Presenters
Brandt van der Gaast
Kind of session / presentation

Applied ethics of X, only for some X

Why is there an ethics of X for some X but not others? There is a thriving academic research program of medical ethics, but not of the ethics of travel or of fashion. In this paper, I explore this question and apply it to AI and other information technologies. Is there a distinctive ethics of AI or ML or can they be subsumed under a broader type of applied ethics of technology? Recently, Heilinger 2022 has suggested that thinking there is a distinctive ethics of AI is as misguided as thinking there is a distinctive ethics of electricity.

During the founding of computer ethics in the 90s by James Moor, this question was also debated. Walter Maner and Donald Gotterbarn disagreed over whether there was a unique ethics of computing. 
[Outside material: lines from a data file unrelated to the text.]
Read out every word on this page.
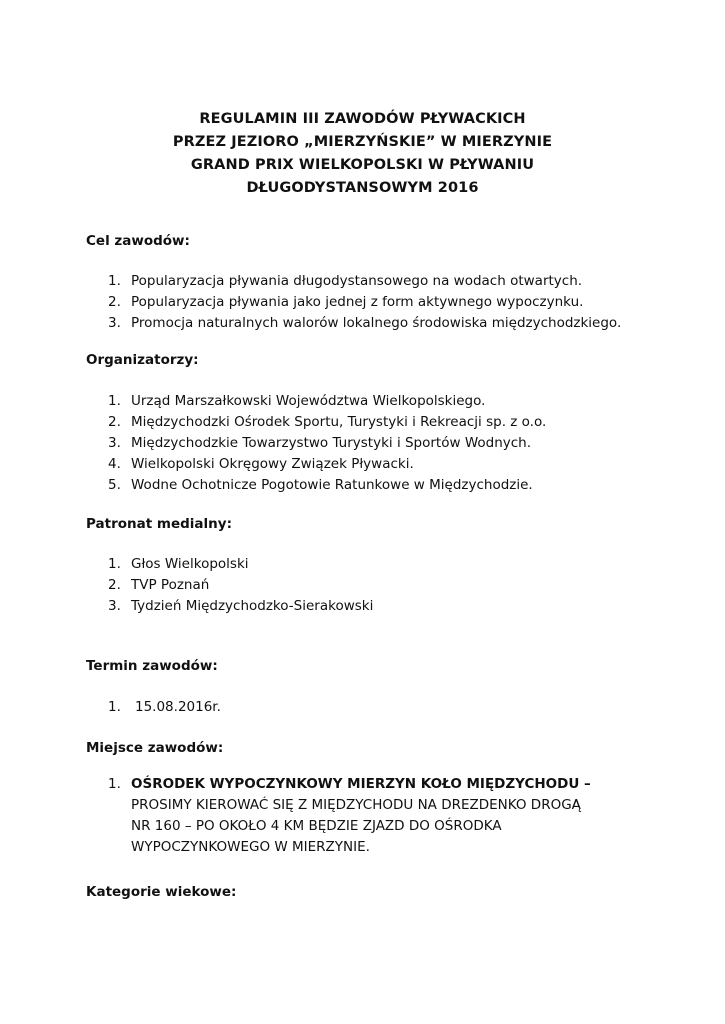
REGULAMIN III ZAWODÓW PŁYWACKICH
PRZEZ JEZIORO „MIERZYŃSKIE” W MIERZYNIE
GRAND PRIX WIELKOPOLSKI W PŁYWANIU
DŁUGODYSTANSOWYM 2016
Cel zawodów:
1. Popularyzacja pływania długodystansowego na wodach otwartych.
2. Popularyzacja pływania jako jednej z form aktywnego wypoczynku.
3. Promocja naturalnych walorów lokalnego środowiska międzychodzkiego.
Organizatorzy:
1. Urząd Marszałkowski Województwa Wielkopolskiego.
2. Międzychodzki Ośrodek Sportu, Turystyki i Rekreacji sp. z o.o.
3. Międzychodzkie Towarzystwo Turystyki i Sportów Wodnych.
4. Wielkopolski Okręgowy Związek Pływacki.
5. Wodne Ochotnicze Pogotowie Ratunkowe w Międzychodzie.
Patronat medialny:
1. Głos Wielkopolski
2. TVP Poznań
3. Tydzień Międzychodzko-Sierakowski
Termin zawodów:
1. 15.08.2016r.
Miejsce zawodów:
1. OŚRODEK WYPOCZYNKOWY MIERZYN KOŁO MIĘDZYCHODU –
PROSIMY KIEROWAĆ SIĘ Z MIĘDZYCHODU NA DREZDENKO DROGĄ
NR 160 – PO OKOŁO 4 KM BĘDZIE ZJAZD DO OŚRODKA
WYPOCZYNKOWEGO W MIERZYNIE.
Kategorie wiekowe:
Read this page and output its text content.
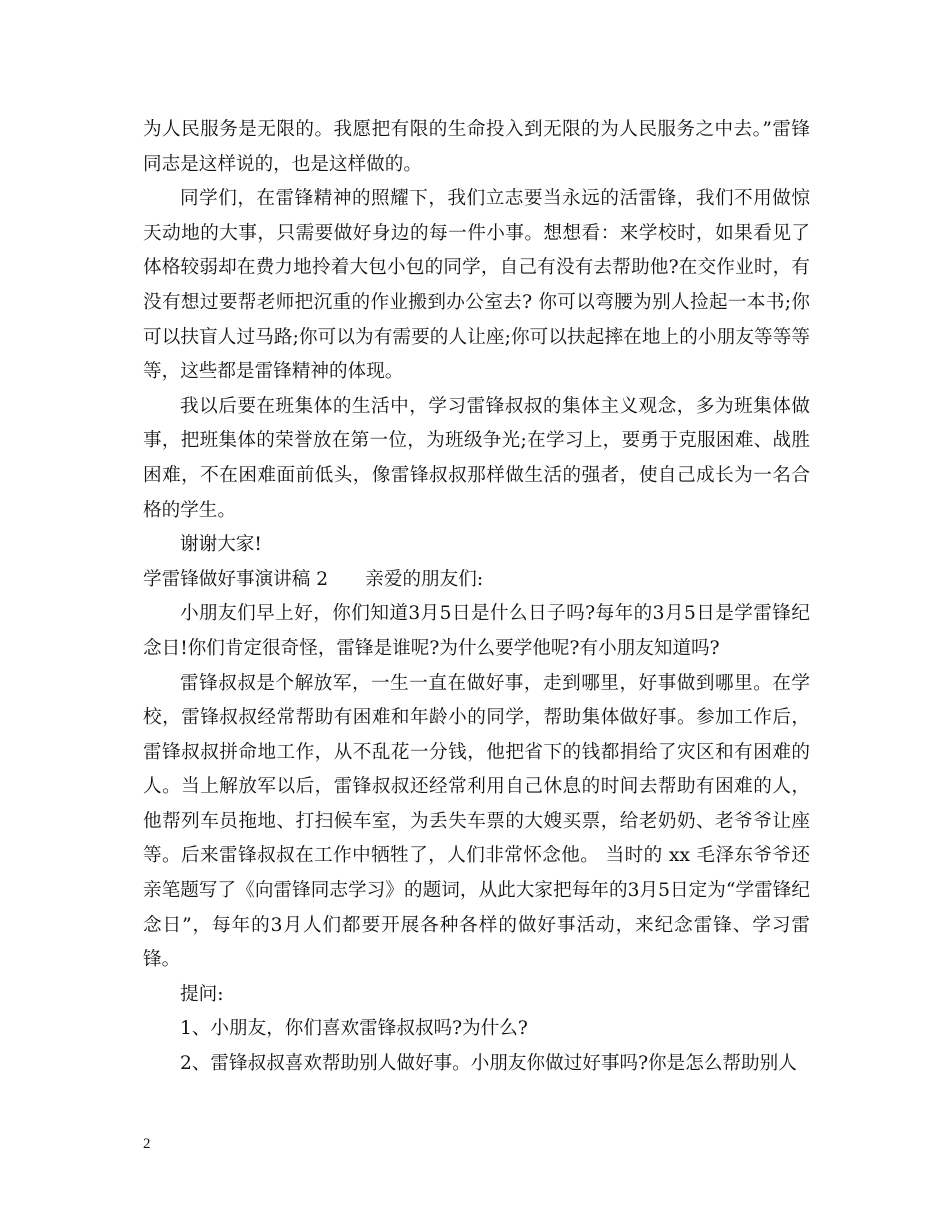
为人民服务是无限的。我愿把有限的生命投入到无限的为人民服务之中去。”雷锋同志是这样说的，也是这样做的。

同学们，在雷锋精神的照耀下，我们立志要当永远的活雷锋，我们不用做惊天动地的大事，只需要做好身边的每一件小事。想想看：来学校时，如果看见了体格较弱却在费力地拎着大包小包的同学，自己有没有去帮助他?在交作业时，有没有想过要帮老师把沉重的作业搬到办公室去? 你可以弯腰为别人捡起一本书;你可以扶盲人过马路;你可以为有需要的人让座;你可以扶起摔在地上的小朋友等等等等，这些都是雷锋精神的体现。

我以后要在班集体的生活中，学习雷锋叔叔的集体主义观念，多为班集体做事，把班集体的荣誉放在第一位，为班级争光;在学习上，要勇于克服困难、战胜困难，不在困难面前低头，像雷锋叔叔那样做生活的强者，使自己成长为一名合格的学生。

谢谢大家!

学雷锋做好事演讲稿 2　　亲爱的朋友们:

小朋友们早上好，你们知道3月5日是什么日子吗?每年的3月5日是学雷锋纪念日!你们肯定很奇怪，雷锋是谁呢?为什么要学他呢?有小朋友知道吗?

雷锋叔叔是个解放军，一生一直在做好事，走到哪里，好事做到哪里。在学校，雷锋叔叔经常帮助有困难和年龄小的同学，帮助集体做好事。参加工作后，雷锋叔叔拼命地工作，从不乱花一分钱，他把省下的钱都捐给了灾区和有困难的人。当上解放军以后，雷锋叔叔还经常利用自己休息的时间去帮助有困难的人，他帮列车员拖地、打扫候车室，为丢失车票的大嫂买票，给老奶奶、老爷爷让座等。后来雷锋叔叔在工作中牺牲了，人们非常怀念他。 当时的 xx 毛泽东爷爷还亲笔题写了《向雷锋同志学习》的题词，从此大家把每年的3月5日定为“学雷锋纪念日”，每年的3月人们都要开展各种各样的做好事活动，来纪念雷锋、学习雷锋。

提问:

1、小朋友，你们喜欢雷锋叔叔吗?为什么?

2、雷锋叔叔喜欢帮助别人做好事。小朋友你做过好事吗?你是怎么帮助别人

2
I will argue that the question whether there is a substantial ethics of X depends in part on the question of whether there are unresolved conceptual questions about X, for instance due to the breakdown of ordinary concepts. In situations like this, research in applied ethics might consist of conceptual adjustment or choice. This type of applied ethics differs in methodology both from pure philosophical ethics and also from empirical research. I will connect this debate to recent work by Dasgupta who has argued that some issues in AI ethics are cosmopolitan, and not merely parochial.